|
I've posed this in a couple comments, but want to get a bigger thread going. There are some opinions that using LLMs to write code is just a new high level language we are dealing in as engineers. However, this leads to a disconnect come code-review time, in that the reviewed code is an artifact of the process that created it. If we are now expressing ourselves via natural language, (prompting, planning, writing, as the new "programming language"), but only putting the generated artifact (the actual code) up for review, how do we review it completely? I struggle with what feels like a missing piece these days of lacking the context around how the change was produced, the plans, the prompting, to understand how an engineer came to this specific code change as a result. Did they one-shot this? did they still spend hours prompting/iterating/etc.? something in-between? The summary in the PR often says what the change is, but doesn't contain the full dialog or how we arrived at this specific change (tradeoffs, alternatives, etc.) How do you review PRs in your organization given this?
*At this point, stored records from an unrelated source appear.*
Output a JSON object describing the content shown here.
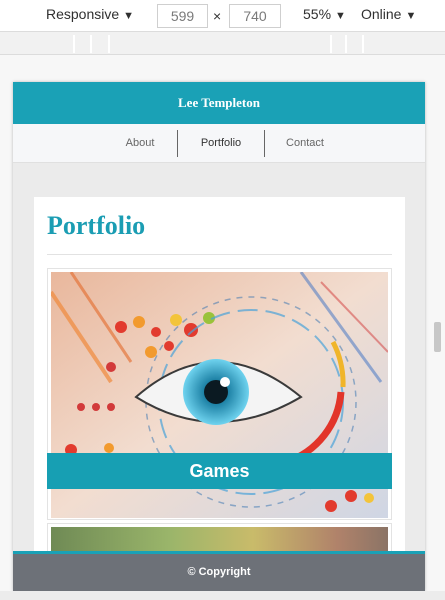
{
  "toolbar": {
    "device": "Responsive",
    "width": "599",
    "height": "740",
    "times": "×",
    "zoom": "55%",
    "network": "Online",
    "caret": "▼"
  },
  "site": {
    "title": "Lee Templeton",
    "nav": [
      {
        "label": "About"
      },
      {
        "label": "Portfolio"
      },
      {
        "label": "Contact"
      }
    ],
    "section_title": "Portfolio",
    "tiles": [
      {
        "label": "Games"
      }
    ],
    "footer": "© Copyright"
  },
  "colors": {
    "accent": "#1aa1b6",
    "footer": "#6d7178"
  }
}
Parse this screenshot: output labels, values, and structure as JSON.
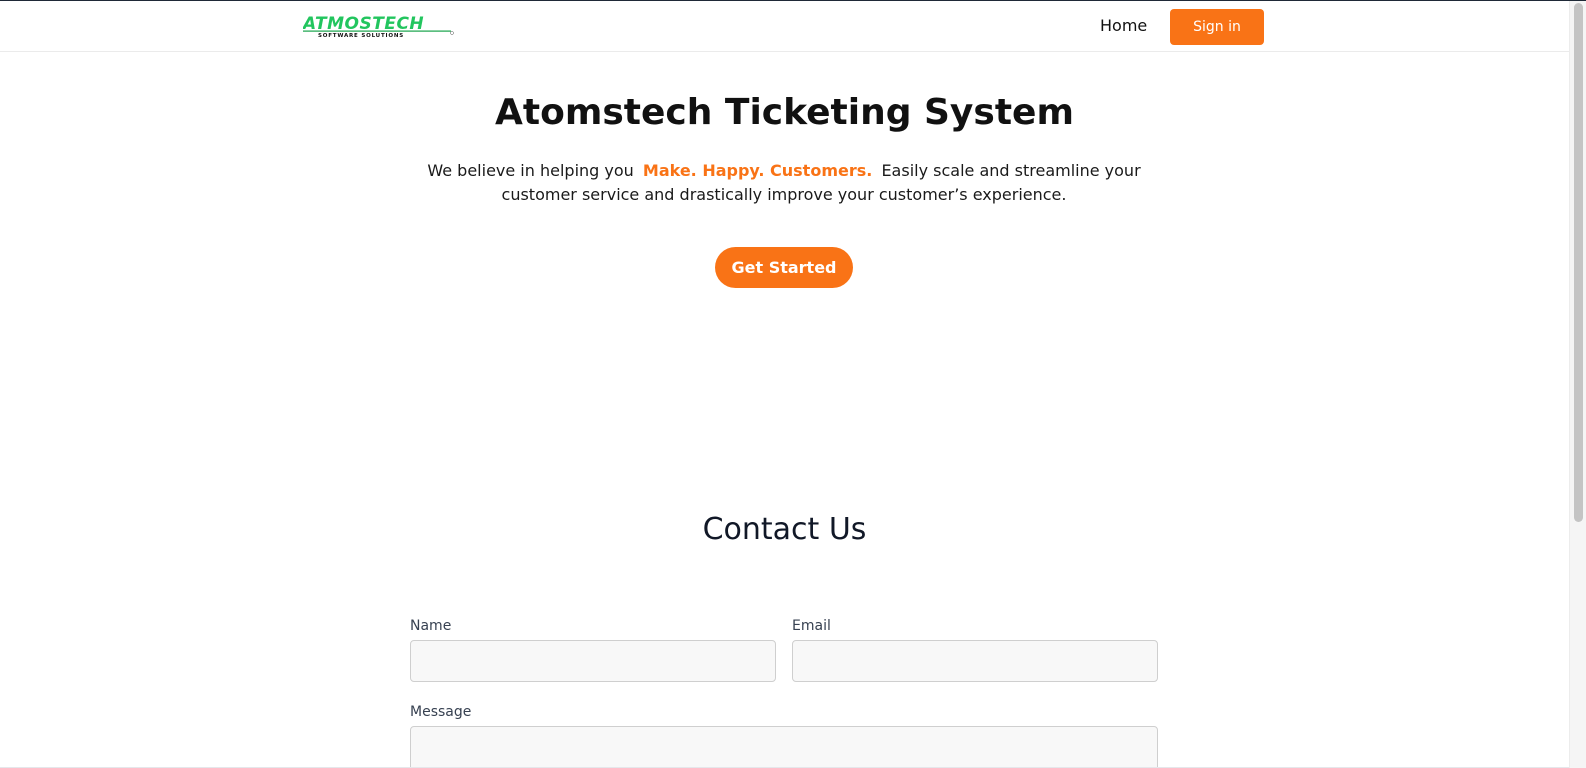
{
  "header": {
    "logo": {
      "brand": "ATMOSTECH",
      "tagline": "SOFTWARE SOLUTIONS",
      "brand_color": "#22c55e"
    },
    "nav_home": "Home",
    "signin_label": "Sign in"
  },
  "hero": {
    "title": "Atomstech Ticketing System",
    "text_before": "We believe in helping you",
    "highlight": "Make. Happy. Customers.",
    "text_after": "Easily scale and streamline your customer service and drastically improve your customer’s experience.",
    "cta_label": "Get Started"
  },
  "contact": {
    "title": "Contact Us",
    "name_label": "Name",
    "email_label": "Email",
    "message_label": "Message",
    "name_value": "",
    "email_value": "",
    "message_value": ""
  },
  "colors": {
    "accent": "#f97316",
    "text": "#111827",
    "input_bg": "#f8f8f8",
    "input_border": "#cfcfcf"
  }
}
Any rules/automation/etc. you institute? |
In traditional workflows, a lot of the reasoning is visible through commit history, comments, or intermediate refactors. With LLMs, the reasoning step can be hidden because the model collapses that exploration into a single output.
What we've started doing internally is asking for two artifacts instead of just the code:
1. the prompt or task description that produced the code 2. the generated code itself
Reviewing both together gives you much better context about the intent, constraints, and tradeoffs that led to the implementation.